|Encyclopaedia Britannica 11th Edition||Public Domain via Project Gutenberg|
(1680-1747), German poet, was born at Hamburg on the 22nd of September 1680. He studied jurisprudence at Halle, and after extensive travels in Italy, France and Holland, settled in his native town in 1704. In 1720 he was appointed a member of the Hamburg senate, and entrusted with several important offices. Six years (from 1735 to 1741) he spent as Amtmann (magistrate) at Ritzebtütel. He died in Hamburg on the 16th of January 1747. Brockes' poetic works were published in a series of nine volumes under the fantastic title Irdisches Vergnügen in Gott (1721-1748); he also translated Marini's La Strage degli innocenti (1715), Pope's Essay on Man (1740) and Thomson's Seasons (1745). His poetry has small intrinsic value, but it is symptomatic of the change which came over German literature at the beginning of the 18th century. He was one of the first German poets to substitute for the bombastic imitations of Marini, to which he himself had begun by contributing, a clear and simple diction. He was also a pioneer in directing the attention of his countrymen to the new poetry of nature which originated in England. His verses, artificial and crude as they often are, express a reverential attitude towards nature and a religious interpretation of natural phenomena which was new to German poetry and prepared the way for Klopstock.

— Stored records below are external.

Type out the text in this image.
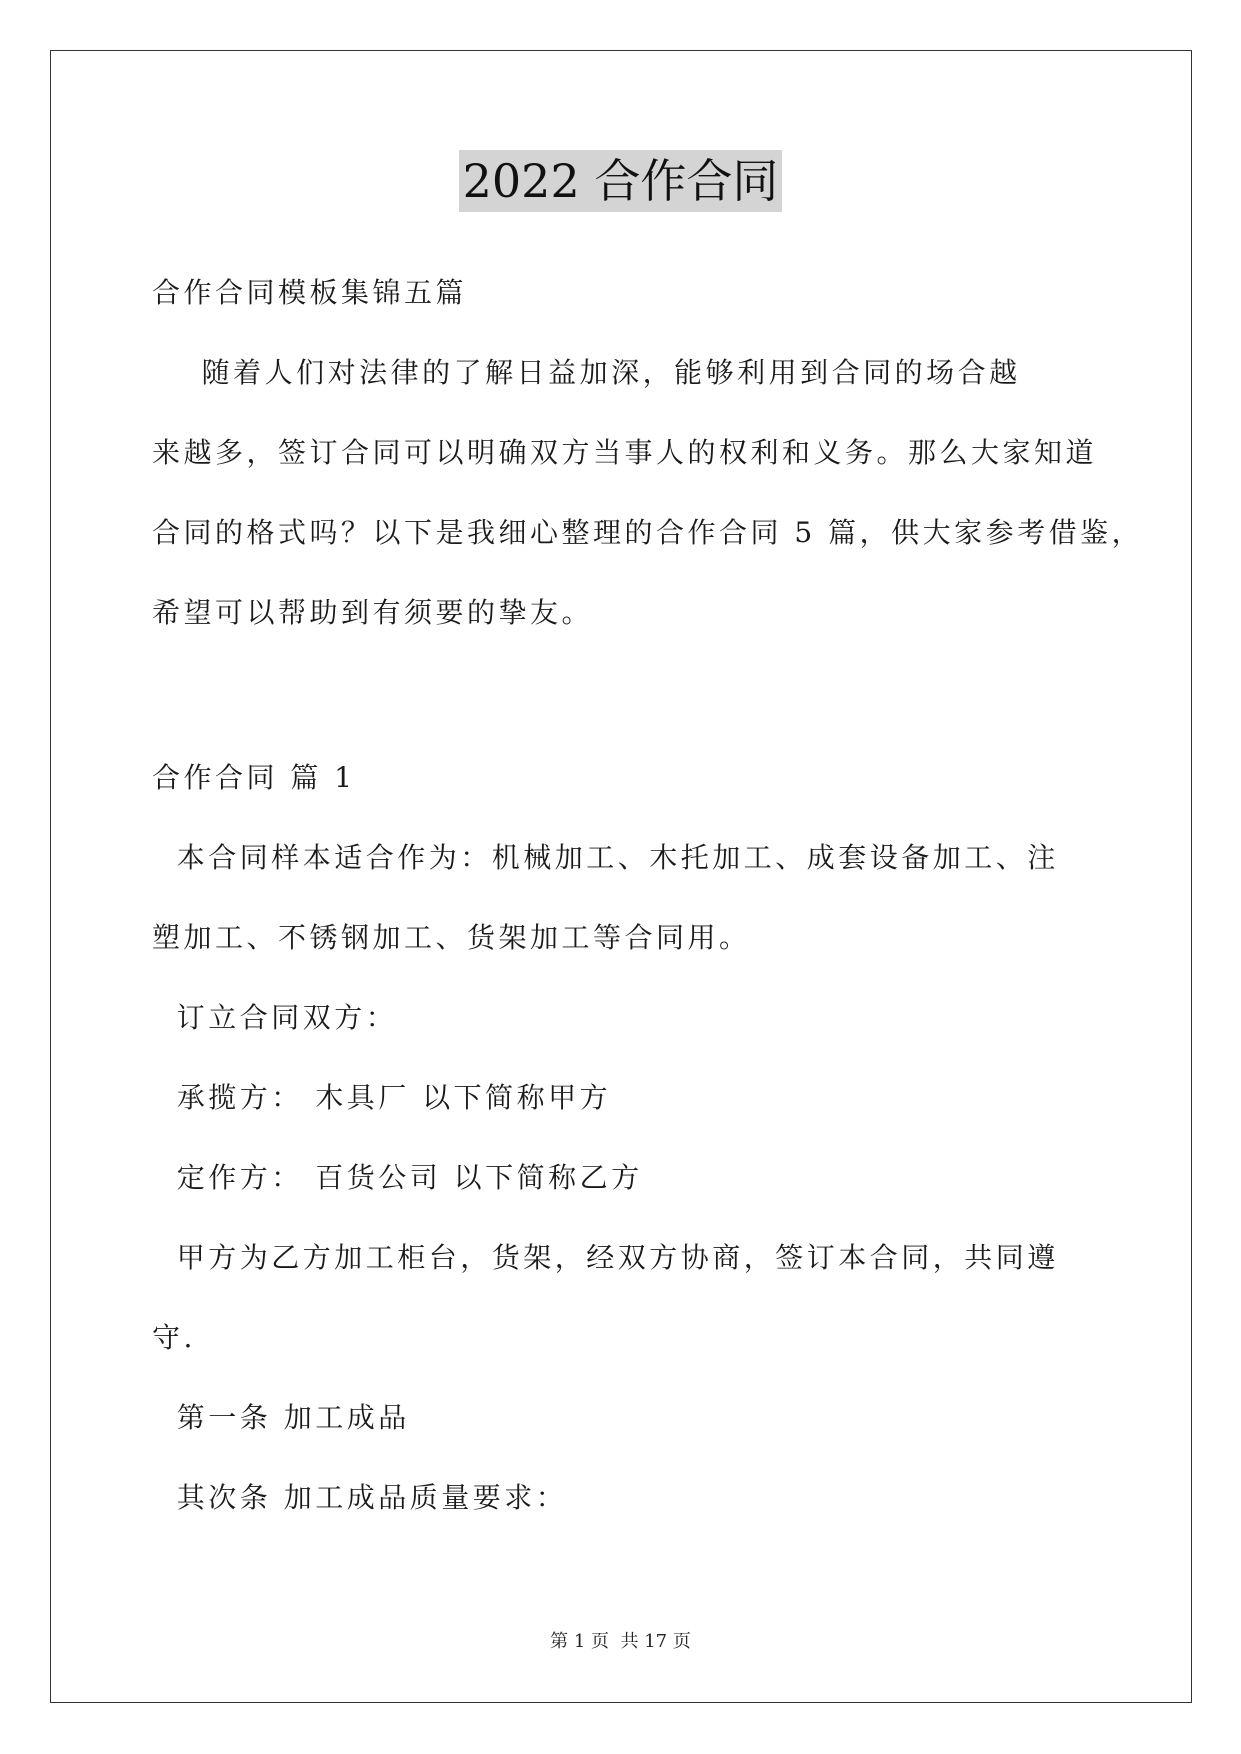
2022 合作合同
合作合同模板集锦五篇
随着人们对法律的了解日益加深，能够利用到合同的场合越
来越多，签订合同可以明确双方当事人的权利和义务。那么大家知道
合同的格式吗？以下是我细心整理的合作合同 5 篇，供大家参考借鉴，
希望可以帮助到有须要的挚友。
合作合同 篇 1
本合同样本适合作为：机械加工、木托加工、成套设备加工、注
塑加工、不锈钢加工、货架加工等合同用。
订立合同双方：
承揽方： 木具厂 以下简称甲方
定作方： 百货公司 以下简称乙方
甲方为乙方加工柜台，货架，经双方协商，签订本合同，共同遵
守.
第一条 加工成品
其次条 加工成品质量要求：
第 1 页  共 17 页
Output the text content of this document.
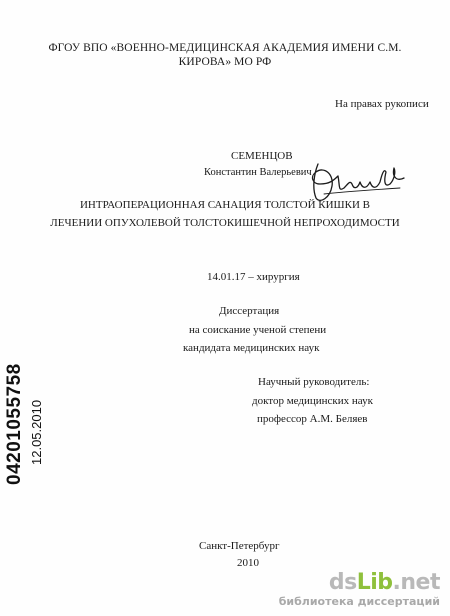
ФГОУ ВПО «ВОЕННО-МЕДИЦИНСКАЯ АКАДЕМИЯ ИМЕНИ С.М.
КИРОВА» МО РФ
На правах рукописи
СЕМЕНЦОВ
Константин Валерьевич
ИНТРАОПЕРАЦИОННАЯ САНАЦИЯ ТОЛСТОЙ КИШКИ В
ЛЕЧЕНИИ ОПУХОЛЕВОЙ ТОЛСТОКИШЕЧНОЙ НЕПРОХОДИМОСТИ
14.01.17 – хирургия
Диссертация
на соискание ученой степени
кандидата медицинских наук
Научный руководитель:
доктор медицинских наук
профессор А.М. Беляев
Санкт-Петербург
2010
04201055758 12.05.2010
dsLib.net
библиотека диссертаций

Brockes' autobiography was published by J.M. Lappenberg in the Zeitschrift des Vereins für Hamburger Geschichte, ii. pp. 167 ff. (1847). See also A. Brandl, B. H. Brockes (1878), and D.F. Strauss, Brockes und H.S. Reimarus (Gesammelte Schriften, ii.). A short selection of his poetry will be found in vol. 39 (1883) of Kürschner's Deutsche Nationalliteratur.